Situação parecida vive o Brasil, que defende a juristocracia, os centrões parlamentares, pressionam Lula para soluções financistas, e aproveitam qualquer oportunidade para desconstruir a imagem do “ditador” presidente nacionalista Ernesto Geisel.
Dois países, que sofrem permanente ataque das comunicações controladas globalmente pelas finanças, se destacam na construção do mundo multipolar: a Rússia e a China.
Iniciemos entendendo a República Popular da China (China).
Como já adiantamos, os homens que constituiriam o chinês, os “han”, formaram os primeiros núcleos populacionais no leste da China, junto ao mar Amarelo. Na travessia da Ásia, os futuros chineses foram se modificando fisicamente e enriquecendo seus conhecimentos, não apenas para sobrevivência, mas para construção da sociedade. A proporção de pessoas instruídas sempre foi inferior ao das incultas. No entanto, dados históricos comprovam que, na China, esta proporção de instruídos sempre foi superior à encontrada no Ocidente, embora os alfabetos ocidentais exigissem menos esforço cognitivo do que o mandarim.
Também a China desenvolveu a agricultura nas planícies e nos vales, de modo mais “ecológico”, preservando as montanhas e limitando a criação de animais ao indispensável para as necessidades. De acordo com Jacques Gernet (Le Monde Chinois, 1972): “A Ásia Oriental é a única parte do mundo onde existe esta tão nítida distinção entre o mundo dos pastores e o mundo dos agricultores; o que bastaria para assinalar a originalidade chinesa e as opções que caracterizariam sua civilização.”
Este sinólogo francês, Jacques Gernet (1921-2018), chama atenção para duas características da formação da civilização chinesa: a preeminência da função política e a ausência da subordinação humana à divina, comum a todas demais civilizações. “O poder político foi entendido na China como princípio vivificante e regularizador. Lá a opressão nasce com a ideia de correção”, como se lê em Os Analectos, de Confúcio.

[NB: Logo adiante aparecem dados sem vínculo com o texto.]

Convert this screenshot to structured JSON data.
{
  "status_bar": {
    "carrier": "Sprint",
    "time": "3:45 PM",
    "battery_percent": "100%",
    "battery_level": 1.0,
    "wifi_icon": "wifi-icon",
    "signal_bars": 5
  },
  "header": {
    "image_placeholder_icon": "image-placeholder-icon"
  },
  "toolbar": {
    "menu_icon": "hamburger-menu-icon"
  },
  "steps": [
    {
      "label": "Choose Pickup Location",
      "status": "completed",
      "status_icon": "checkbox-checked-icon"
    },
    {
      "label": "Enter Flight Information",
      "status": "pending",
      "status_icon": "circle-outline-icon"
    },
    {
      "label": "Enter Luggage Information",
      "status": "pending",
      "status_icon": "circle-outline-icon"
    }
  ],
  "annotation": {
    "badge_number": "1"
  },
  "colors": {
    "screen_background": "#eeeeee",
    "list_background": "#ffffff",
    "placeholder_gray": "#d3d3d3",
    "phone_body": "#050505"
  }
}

Também a civilização chinesa é a civilização da criatividade, daquela que soube desenvolver tecnologias para confecção de produtos que chegaram ao Ocidente desde a Roma Imperial, que buscava o luxo, a seda, onde sua riqueza fosse exibida.

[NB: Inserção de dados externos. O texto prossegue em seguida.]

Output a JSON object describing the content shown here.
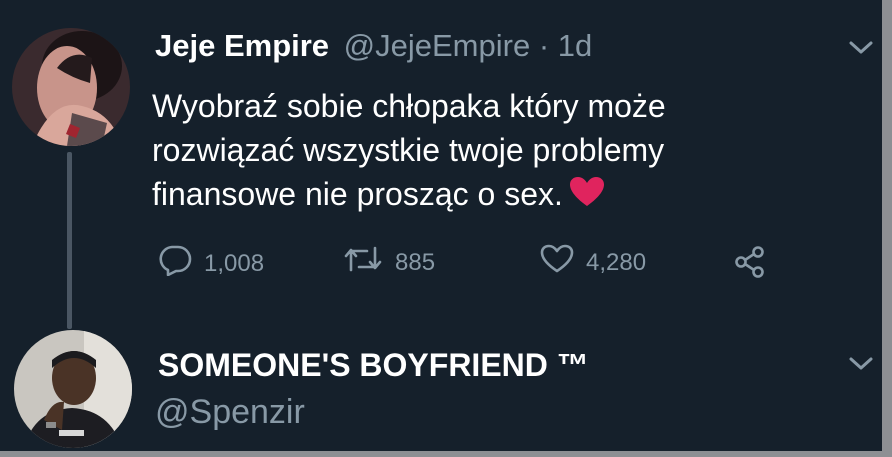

Uma observação deve ser feita em relação à escrita. Pelo século 3 a.C. houve a homogeneização das normas gráficas, tornando-a mais acessível e até influenciando povos de idiomas diferentes do chinês, como coreanos, japoneses e vietnamitas por séculos. A indiferença da escrita diante de variações fonéticas permitiu a continuidade administrativa e cultural e, curiosamente, ter uso de verdadeira estenografia, como relata o “pai da história” Mohammad al-Râzi (888-955), que viemos conhecer pela “Crônica do Mouro Rasis”, do clérigo Gil Peres (século 14).
Nos quatro séculos da dinastia dos “Han” (206 a.C.-220 d.C.), o Ocidente viu a queda da sua mais expressiva construção societária, a lei romana, diante da religião cristã. Porém a China ultrapassa a dinastia dominante e dá aos chineses a percepção de participar da mesma civilização. Houve a crítica da pouco criativa Era Han, diante da efervescência dos Reinos Combatentes (475 a.C.-221 a.C.).
No entanto, como dispõe Anne Cheng (Histoire de la pensée chinoise, 1997): “A visão dos Han está na busca de um ponto de vista panorâmico a partir do qual seja possível ter a visão de conjunto sobre a proliferação das correntes precedentes, e de como integrá-las em conjunto coerente e sem exclusões”.
É célebre o diálogo entre o Imperador Gao Zu (202 a.C.-195 a.C) e o letrado Lu Jia:
“Gao: eu conquistei o império a cavalo, que necessidade tenho dos clássicos? Lu Jia replica: É a cavalo que se conquista o Império, mas será a cavalo que o Império deve ser governado?”
Embora as datações dependam dos critérios de historiadores, nem sempre em harmonia, a Idade Média Europeia é aceita como o período compreendido entre os séculos 5 e 15.
Para Europa foi período de retrocesso e estagnação, com a questão religiosa dominando as decisões políticas e sociais.
Se era a presença divina quem daria o sentido da vida para o europeu, para o chinês, a partir do século 3, quando finda a dinastia Han, um novo pensamento, mais individualista, vindo da Índia, ganha força. O budismo, que não é religião, mas o modo de ver e se comportar no mundo, onde “tudo é ilusão”.
Sidarta Gautama, o Buda, nasceu num pequeno reino onde hoje é o Nepal, e viveu, aproximadamente, durante o mesmo tempo que Confúcio, entre o quinto e quarto século antes da Era Cristã. Mas seus pensamentos, embora nenhum apele para o ser extraterreno, algum Jeová ou Deus cristão, são díspares.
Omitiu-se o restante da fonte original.